The second point came from reading Getting Things Done last year and now being on a quest to slowly intergrate that methodology more in my life. A big key to GTD is having a weekly review (for several reasons). But specific to this whole situation I have been talking about, the weekly review allows you to take a pro-active look at all the things that you are choosing not to prioritise at the moment, rather than having some lurking idea or project spring itself on you when you are already feeling down on yourself.

This may seem minor, but is actually very important to not have that pang of guilt hit you when you STILL have not started project X, Y, or Z for however many weeks, months, or years after it’s been hiding out of sight, out of mind.

So these two ideas have come together in using this Habits App that you can get on the app store. The TLDR of this post is that I just now use this app and really, really like it.

The way it works is you set up a few habits that you just want to keep an eye on, then just literally set up the least ambitious version of the habit, setting the rate that you want to attend to it (always low balling what you can actually do).

So, for example, I have been using Duolingo to help me learn Dutch phrases and volcabulary. With this, the question then becomes, what is the smallest unit of learning Dutch I could do? In the case of keeping Duo happy (you know what I am talking about if you’ve used this app before), it’s just one lesson. None of this ambitious 15 minutes a day or watching some Dutch TV or whatever. Just log on, do some lesson, get a tick on the streak.

For the langauge learning, it’s one of the few I actually want to set a rate of learning every day. The only other one is drinking two litres of water.

The other ones happen less frequently. For example, I am trying to play more piano. On a good week, I’d play (remember, literally just sit down and play through one lead sheet for example) maybe four out of seven days a week.

But the thing is, most days I want to keep going once I actually am in front of the piano. Sometimes it’s just ten minutes, but often I will just keep on going much longer than that.

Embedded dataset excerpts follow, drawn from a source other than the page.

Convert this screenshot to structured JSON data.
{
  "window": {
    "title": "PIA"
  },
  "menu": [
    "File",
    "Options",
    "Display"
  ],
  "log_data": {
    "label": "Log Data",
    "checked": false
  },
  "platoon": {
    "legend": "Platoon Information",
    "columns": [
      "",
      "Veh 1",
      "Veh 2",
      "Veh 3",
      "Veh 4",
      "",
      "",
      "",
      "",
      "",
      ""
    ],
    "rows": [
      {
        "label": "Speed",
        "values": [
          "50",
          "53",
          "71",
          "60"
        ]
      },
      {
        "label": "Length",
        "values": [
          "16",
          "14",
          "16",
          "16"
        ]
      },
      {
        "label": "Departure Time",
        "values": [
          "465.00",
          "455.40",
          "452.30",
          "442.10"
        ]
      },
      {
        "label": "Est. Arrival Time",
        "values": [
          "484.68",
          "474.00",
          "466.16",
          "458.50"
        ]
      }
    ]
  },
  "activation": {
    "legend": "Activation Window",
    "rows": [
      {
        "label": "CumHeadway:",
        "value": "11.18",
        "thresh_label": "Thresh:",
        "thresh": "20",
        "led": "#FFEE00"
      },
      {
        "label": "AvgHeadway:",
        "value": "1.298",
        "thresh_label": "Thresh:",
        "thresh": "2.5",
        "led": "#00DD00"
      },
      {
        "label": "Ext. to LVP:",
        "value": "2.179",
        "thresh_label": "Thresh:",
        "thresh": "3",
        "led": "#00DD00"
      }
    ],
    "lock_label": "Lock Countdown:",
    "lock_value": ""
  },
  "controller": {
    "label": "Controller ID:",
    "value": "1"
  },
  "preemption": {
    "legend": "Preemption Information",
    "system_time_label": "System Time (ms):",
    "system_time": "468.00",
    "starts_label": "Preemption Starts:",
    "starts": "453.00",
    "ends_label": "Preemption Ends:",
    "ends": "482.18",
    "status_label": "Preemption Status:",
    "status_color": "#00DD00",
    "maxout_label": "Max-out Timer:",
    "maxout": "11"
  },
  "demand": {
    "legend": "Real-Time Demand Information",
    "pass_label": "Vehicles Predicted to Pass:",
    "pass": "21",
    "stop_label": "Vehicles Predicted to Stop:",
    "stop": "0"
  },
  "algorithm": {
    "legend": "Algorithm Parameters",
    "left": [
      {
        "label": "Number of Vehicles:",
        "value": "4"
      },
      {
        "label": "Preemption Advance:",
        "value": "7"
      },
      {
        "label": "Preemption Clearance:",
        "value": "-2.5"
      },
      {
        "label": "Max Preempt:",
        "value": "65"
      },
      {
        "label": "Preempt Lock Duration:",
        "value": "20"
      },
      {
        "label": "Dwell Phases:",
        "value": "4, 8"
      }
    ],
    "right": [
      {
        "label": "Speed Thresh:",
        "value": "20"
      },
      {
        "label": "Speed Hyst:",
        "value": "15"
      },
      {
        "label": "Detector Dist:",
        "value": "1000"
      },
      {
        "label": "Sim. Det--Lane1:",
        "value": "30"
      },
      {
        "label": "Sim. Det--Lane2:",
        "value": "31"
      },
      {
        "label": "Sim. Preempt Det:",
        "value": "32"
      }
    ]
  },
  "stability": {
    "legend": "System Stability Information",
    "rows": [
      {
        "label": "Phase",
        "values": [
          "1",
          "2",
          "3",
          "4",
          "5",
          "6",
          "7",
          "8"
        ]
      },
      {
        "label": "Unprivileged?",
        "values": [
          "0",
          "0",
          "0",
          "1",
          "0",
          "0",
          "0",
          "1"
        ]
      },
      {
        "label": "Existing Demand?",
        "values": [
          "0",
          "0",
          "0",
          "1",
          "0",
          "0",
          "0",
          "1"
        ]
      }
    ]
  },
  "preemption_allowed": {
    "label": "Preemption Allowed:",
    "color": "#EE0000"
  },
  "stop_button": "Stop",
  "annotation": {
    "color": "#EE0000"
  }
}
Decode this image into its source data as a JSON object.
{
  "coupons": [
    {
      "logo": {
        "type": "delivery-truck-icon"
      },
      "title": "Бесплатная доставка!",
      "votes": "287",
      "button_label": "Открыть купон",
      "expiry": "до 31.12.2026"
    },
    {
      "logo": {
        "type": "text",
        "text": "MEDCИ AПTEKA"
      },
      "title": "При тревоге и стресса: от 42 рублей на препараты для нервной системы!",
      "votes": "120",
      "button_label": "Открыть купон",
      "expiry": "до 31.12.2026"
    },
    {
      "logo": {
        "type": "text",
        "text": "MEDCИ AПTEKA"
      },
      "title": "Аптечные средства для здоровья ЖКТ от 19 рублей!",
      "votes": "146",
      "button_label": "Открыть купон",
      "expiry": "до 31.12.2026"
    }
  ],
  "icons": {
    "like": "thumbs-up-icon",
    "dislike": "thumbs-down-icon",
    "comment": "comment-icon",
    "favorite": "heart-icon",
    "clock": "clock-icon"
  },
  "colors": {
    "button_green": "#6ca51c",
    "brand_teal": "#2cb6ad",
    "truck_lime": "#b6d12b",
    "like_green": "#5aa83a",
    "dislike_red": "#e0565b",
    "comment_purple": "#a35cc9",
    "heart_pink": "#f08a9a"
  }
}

And some of this list have been languishing, such as playing piano or lifting weights regularly. But that’s OK. Sometimes I don’t have access to a place where I can make a lot of noise or am around weights I can lift. But the point of seeing it with the other habits is that it links back to GTD of meeting it first and knowing you will make it a priority when you can and you want to, not it just flashing in your mind when you need to find more things to beat yourself up about.

Of course there is a temptation to just pile on a lot onto this app (a bad idea, future projects should go on in the “Future Projects” list), the point of this app is to more have general categories of areas of meaning in your life that you want to spend time doing regularly.

It’s very true that how you spend your days is how you spend your life, so having this structure really protects and priortises this.

But the biggest win I have had basically doing this (and thinking about this recently), is that I have not had any of those “Ah, why haven’t I started learning X, Y, or Z” in the past few months. It feels like I have more control or maybe agency in how I spend my day to day.

The reason I am now thinking out loud about this is because I am now again working with Masters and PhD students and want to also pass on what I find to be helpful in cultivating skills in such unstructured environment where the amount that you have to do in the future often seems insurmountable. So more posts like this to come in the future.